Rare Albino Rattlesnake Discovered on Farm Might be 'One in a Million'

A Texas ranch owner came across a rare surprise on his property.

'An albino Western Diamondback rattlesnake was discovered in the Texas Hill Country region, according to officials from the Texas Parks and Wildlife Department.

The snake was found on a ranch west of Austin. Texas Parks and Wildlife's Hill Country Wildlife estimated the snake to measure between 8 and 10 inches long.

"Here is something you do not see every day," read a Facebook post, which included two photographs of the reptile.

Texas Parks and Wildlife Press Officer Megan Radke said albinism in rattlesnakes is "very rare."

"Biologists will come across it every now and then but it's very rare across rattlesnakes," she told Newsweek.

According to the Texas Parks and Wildlife website, the Western Diamondback is the most common venomous snake in Texas. They're found in all parts of the state, with the exception of the easternmost part of Texas. These snakes can average 3 ½ to 4 ½ feet in length, even growing up to 7 feet.

Albino Western Diamondback Rattlesnake
A rare albino western diamondback rattlesnake was found on a Texas ranch owner's property. David Northcott/Getty Images

Typically, the Western Diamondback rattlesnake is brown with diamond-shaped markings down its back with black and white rings on the tail. Radke said an albino Western Diamondback rattlesnake's coloring makes it more vulnerable to potential predators because they're unable to blend into its surroundings.

"Fortunately, true albinism occurs very rarely in the wild," the Texas Parks and Wildlife Department commented. "Some say it happens only once in every hundred thousand births. Others claim it is even more rare — one in a million."

Texas Parks and Wildlife Department Wildlife Diversity Biologist Nathan Rains told Newsweek that albinism makes it difficult for these snakes to reach adulthood.

The Western Diamondback rattlesnake's predators include hawks, feral hog, foxes and some other snakes, like indigo snakes.

He said he's received reports of seeing one or two of these albino snakes each year.

Radke told Newsweek that the landowner called a biologist when the snake was found but ultimately decided to release it back into the wild.

She said due to the rural area of the ranch, the landowner has likely come across snakes before.

"Snakes are all over the place, this is not unusual," Radke said.
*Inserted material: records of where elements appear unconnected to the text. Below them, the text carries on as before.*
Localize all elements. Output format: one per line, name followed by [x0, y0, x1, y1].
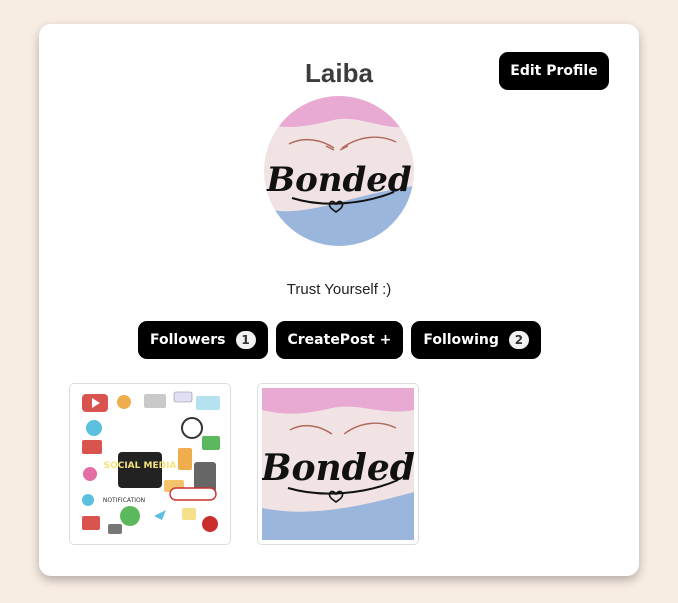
profile-actions: Followers 1 CreatePost + Following 2: [138, 321, 541, 359]
post-thumbnail[interactable]: SOCIAL MEDIA NOTIFICATION: [69, 383, 231, 545]
post-thumbnail[interactable]: Bonded: [257, 383, 419, 545]
collage-subtitle: NOTIFICATION: [103, 497, 145, 504]
followers-button[interactable]: Followers 1: [138, 321, 268, 359]
following-label: Following: [423, 332, 499, 348]
avatar: Bonded: [264, 96, 414, 246]
create-post-label: CreatePost +: [287, 332, 392, 348]
bonded-logo-image: Bonded: [264, 96, 414, 246]
following-button[interactable]: Following 2: [411, 321, 541, 359]
followers-count-badge: 1: [235, 331, 256, 349]
edit-profile-button[interactable]: Edit Profile: [499, 52, 609, 90]
profile-bio: Trust Yourself :): [286, 281, 392, 298]
social-media-collage-image: SOCIAL MEDIA NOTIFICATION: [74, 388, 226, 540]
bonded-post-image: Bonded: [262, 388, 414, 540]
profile-card: Laiba Edit Profile Bonded Trust Yourself…: [39, 24, 639, 576]
create-post-button[interactable]: CreatePost +: [275, 321, 404, 359]
following-count-badge: 2: [508, 331, 529, 349]
collage-title: SOCIAL MEDIA: [104, 461, 177, 471]
followers-label: Followers: [150, 332, 226, 348]
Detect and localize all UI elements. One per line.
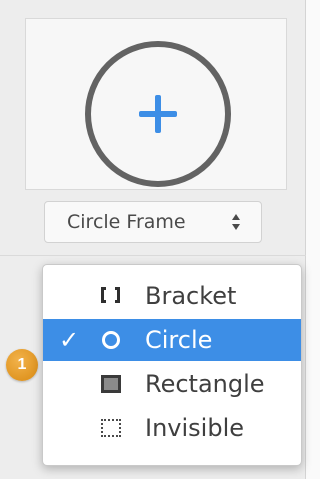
circle-outline-icon: [101, 331, 123, 349]
frame-style-dropdown-menu: Bracket ✓ Circle Rectangle Invisible: [42, 264, 302, 466]
menu-item-rectangle[interactable]: Rectangle: [43, 363, 301, 405]
bracket-icon: [101, 287, 123, 305]
panel-divider: [0, 255, 306, 256]
menu-item-label: Bracket: [145, 282, 237, 310]
frame-style-select[interactable]: Circle Frame: [44, 201, 262, 243]
menu-item-bracket[interactable]: Bracket: [43, 275, 301, 317]
plus-icon-vertical: [155, 95, 161, 133]
menu-item-circle[interactable]: ✓ Circle: [43, 319, 301, 361]
menu-item-invisible[interactable]: Invisible: [43, 407, 301, 449]
step-badge: 1: [6, 349, 38, 381]
dotted-square-icon: [101, 419, 123, 437]
right-edge-strip: [306, 0, 320, 479]
frame-style-select-value: Circle Frame: [67, 211, 186, 233]
menu-item-label: Invisible: [145, 414, 244, 442]
filled-square-icon: [101, 375, 123, 393]
updown-arrows-icon: [232, 214, 240, 230]
add-image-button[interactable]: [85, 41, 231, 187]
menu-item-label: Rectangle: [145, 370, 265, 398]
checkmark-icon: ✓: [59, 326, 80, 354]
menu-item-label: Circle: [145, 326, 213, 354]
frame-preview-card: [25, 18, 287, 190]
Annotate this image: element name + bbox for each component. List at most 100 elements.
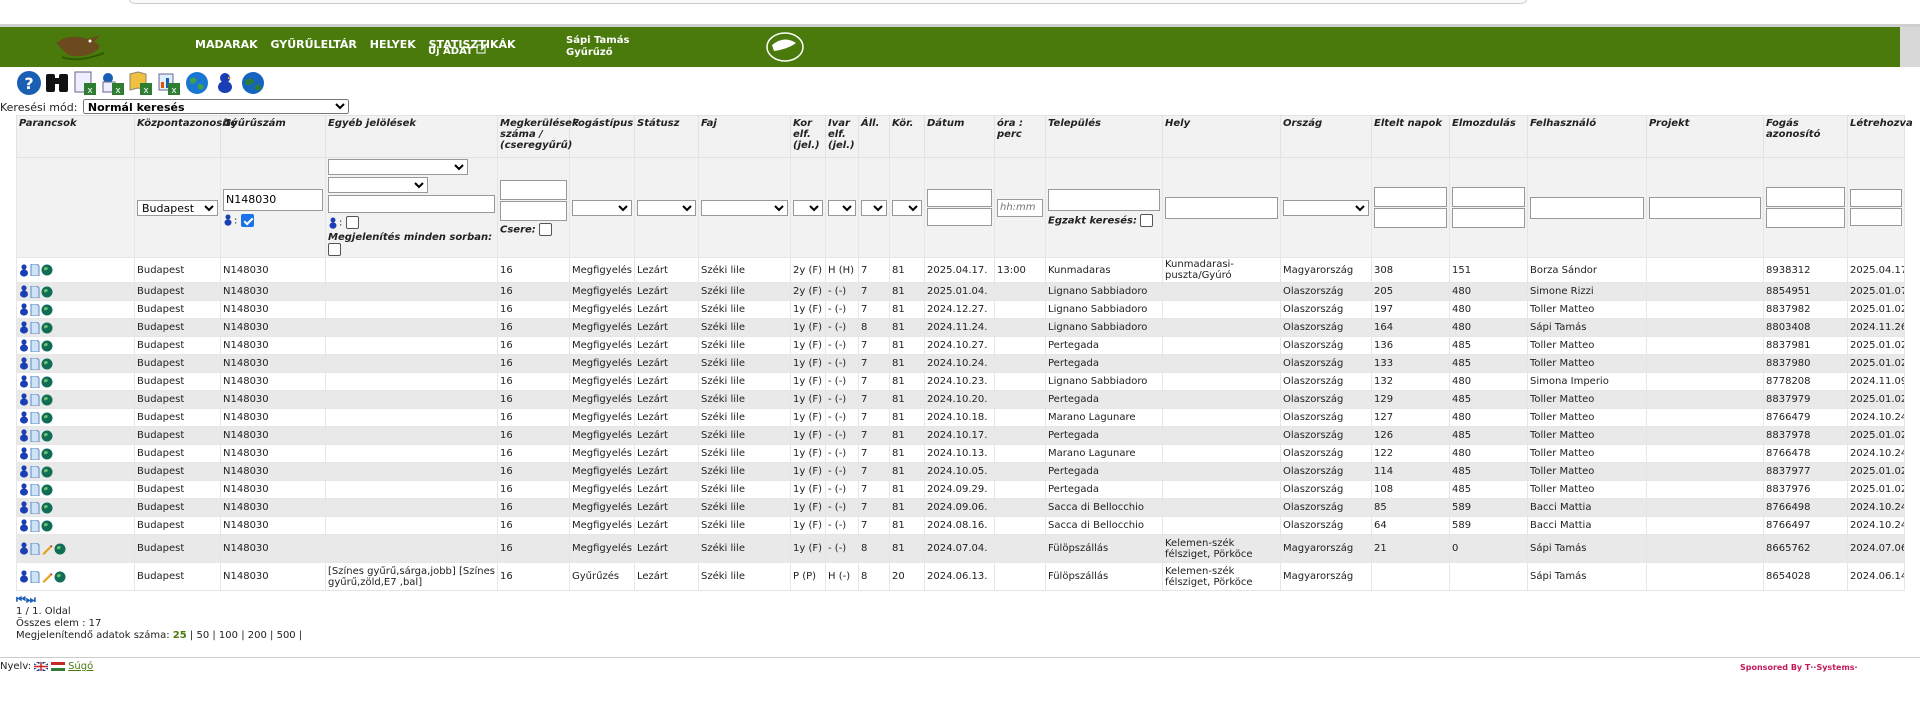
swap-ring-input[interactable] [500,200,567,221]
table-row[interactable]: Budapest N148030 16 Megfigyelés Lezárt Széki … [16,426,1905,445]
column-header[interactable]: Parancsok [16,115,135,158]
table-row[interactable]: Budapest N148030 16 Megfigyelés Lezárt Széki … [16,390,1905,409]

She said people are advised to keep their lawns and fields mown and landscaped. People should also make sure their equipment is not laying around because snakes may see it as a place to hide.

The rancher wasn't the only one who stumbled across a venomous snake this week.

On Wednesday, Newsweek reported that a "massive" venomous snake was found beneath an air conditioning unit in an eastern Australian home.

Stuart McKenzie of Sunshine Coast Snake Catchers 24/7 said he estimated the snake to measure about 5 feet in length.

If someone came across a snake that posed a threat in a more populated area, Radke said an individual may call animal control to remove and relocate the snake. However, she said the best thing for most people to do is to simply leave the snake alone.

Rains said rattlesnakes generally leave people alone as long as they aren't provoked. Rattlesnake bites are rare, and the severity of the bite depends on a person's reaction to it. After seeking medical treatment, someone who was bitten by a rattlesnake typically makes a full recovery.

"They're just as much part of the ecosystem as any other wildlife is," Radke said.